Relativity does not just apply in economic decision-making but is, in fact, a fundamental principle of how our brains operate. Everything we experience is a relative process. When something seems hotter, louder, brighter, smellier or sweeter, that experience is one of relative judgement. Every change in the environment registers as a change in neural activity. At the very basic level of neural connections, this is registered as the relative change in the rate of impulses firing. In the early experiments in which scientists recorded the electrical activity of a single neuron, they inserted an electrode to measure the electrical impulses of the cell and played it through loudspeakers. When inactive, one could hear the occasional click of the background activity of the neuron as the occasional impulse was triggered. However, as soon as some stimulus was presented that excited the neuron, the clicks would register like the rapid fire of a Gatling gun.

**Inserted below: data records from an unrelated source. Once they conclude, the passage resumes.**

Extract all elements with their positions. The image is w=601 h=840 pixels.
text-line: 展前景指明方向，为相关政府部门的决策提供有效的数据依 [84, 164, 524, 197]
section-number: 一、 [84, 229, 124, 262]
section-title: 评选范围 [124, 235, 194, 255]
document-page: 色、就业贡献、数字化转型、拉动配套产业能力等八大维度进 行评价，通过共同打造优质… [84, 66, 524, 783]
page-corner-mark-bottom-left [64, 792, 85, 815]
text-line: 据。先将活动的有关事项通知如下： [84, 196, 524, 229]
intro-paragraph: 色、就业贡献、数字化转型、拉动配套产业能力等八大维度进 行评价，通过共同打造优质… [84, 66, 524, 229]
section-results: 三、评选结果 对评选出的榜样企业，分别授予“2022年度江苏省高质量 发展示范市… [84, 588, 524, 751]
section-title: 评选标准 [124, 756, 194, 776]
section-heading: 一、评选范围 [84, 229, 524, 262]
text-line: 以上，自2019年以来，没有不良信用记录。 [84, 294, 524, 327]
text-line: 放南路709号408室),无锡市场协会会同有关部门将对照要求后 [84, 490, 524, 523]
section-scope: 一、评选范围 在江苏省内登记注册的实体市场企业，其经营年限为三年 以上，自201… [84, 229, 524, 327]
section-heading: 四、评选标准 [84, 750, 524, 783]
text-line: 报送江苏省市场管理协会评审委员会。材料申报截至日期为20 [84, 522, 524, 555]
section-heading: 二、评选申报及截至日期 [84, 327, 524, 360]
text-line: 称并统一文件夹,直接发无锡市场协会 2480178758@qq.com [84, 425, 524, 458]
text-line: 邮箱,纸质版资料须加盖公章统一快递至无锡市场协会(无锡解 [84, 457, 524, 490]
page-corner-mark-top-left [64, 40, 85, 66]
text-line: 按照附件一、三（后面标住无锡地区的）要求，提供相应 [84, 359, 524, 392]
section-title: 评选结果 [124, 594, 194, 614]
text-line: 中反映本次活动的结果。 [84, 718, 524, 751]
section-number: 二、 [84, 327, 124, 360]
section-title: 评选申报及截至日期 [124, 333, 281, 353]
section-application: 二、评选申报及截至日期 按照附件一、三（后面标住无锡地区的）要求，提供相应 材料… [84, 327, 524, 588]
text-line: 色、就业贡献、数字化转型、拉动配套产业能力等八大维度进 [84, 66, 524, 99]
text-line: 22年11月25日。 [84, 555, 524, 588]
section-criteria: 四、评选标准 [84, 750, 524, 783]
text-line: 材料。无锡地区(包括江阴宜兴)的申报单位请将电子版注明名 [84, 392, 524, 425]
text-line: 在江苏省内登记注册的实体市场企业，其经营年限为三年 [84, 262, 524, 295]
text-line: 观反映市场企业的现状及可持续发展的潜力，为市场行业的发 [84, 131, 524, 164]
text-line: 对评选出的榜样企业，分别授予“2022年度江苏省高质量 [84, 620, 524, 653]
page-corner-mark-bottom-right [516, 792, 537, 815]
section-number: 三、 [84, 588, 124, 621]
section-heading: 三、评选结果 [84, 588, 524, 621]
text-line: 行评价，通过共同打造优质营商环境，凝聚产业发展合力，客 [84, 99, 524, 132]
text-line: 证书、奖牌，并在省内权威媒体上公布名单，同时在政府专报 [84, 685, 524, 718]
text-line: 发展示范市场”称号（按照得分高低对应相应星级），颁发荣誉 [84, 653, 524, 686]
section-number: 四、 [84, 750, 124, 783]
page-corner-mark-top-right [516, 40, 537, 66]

This is how our brains interpret the world. When a change in the environment occurs, there is a relative increase or decrease in the rate at which the neurons fire, which is how intensity is coded. Furthermore, relativity operates to calibrate our sensations. For example, if you place one hand in hot water and the other in iced water for some time before immersing them both into lukewarm water, you will experience conflicting sensations of temperature because of the relative change in the receptors registering hot and cold. Although both hands are now in the same water, one feels that it is colder and the other feels warmer because of the relative change from prior experience. This process, called ‘adaptation’, is one of the organizing principles operating throughout the central nervous system. It explains why you can’t see well inside a dark room if you have come in from a sunny day. Your eyes have to become accustomed to the new level of luminance. Adaptation explains why apples taste sour after eating sweet chocolate and why traffic seems louder in the city if you normally live in the country. In short, all of the experiences we have are relative.
In fact, your sense of happiness and achievement is based on how you compare your self to others. Ariely cites the observation by the American satirist H. L. Mencken that a man is satisfied so long as he is earning more than his brother-in-law. I expect this holds true for sister-in-laws as well because relatives are the closest individuals with whom we can compare our fortunes. Relativity also explains why people become discontented when they learn that their colleagues earn a higher salary. Industrial disputes are less about wages and more about what others in the company are earning in comparison. When we discovered what the bankers were earning during the recent financial crisis, the general public was outraged. The bankers could not see the problem with their high salaries and bonuses because they were comparing themselves to other bankers who were prospering.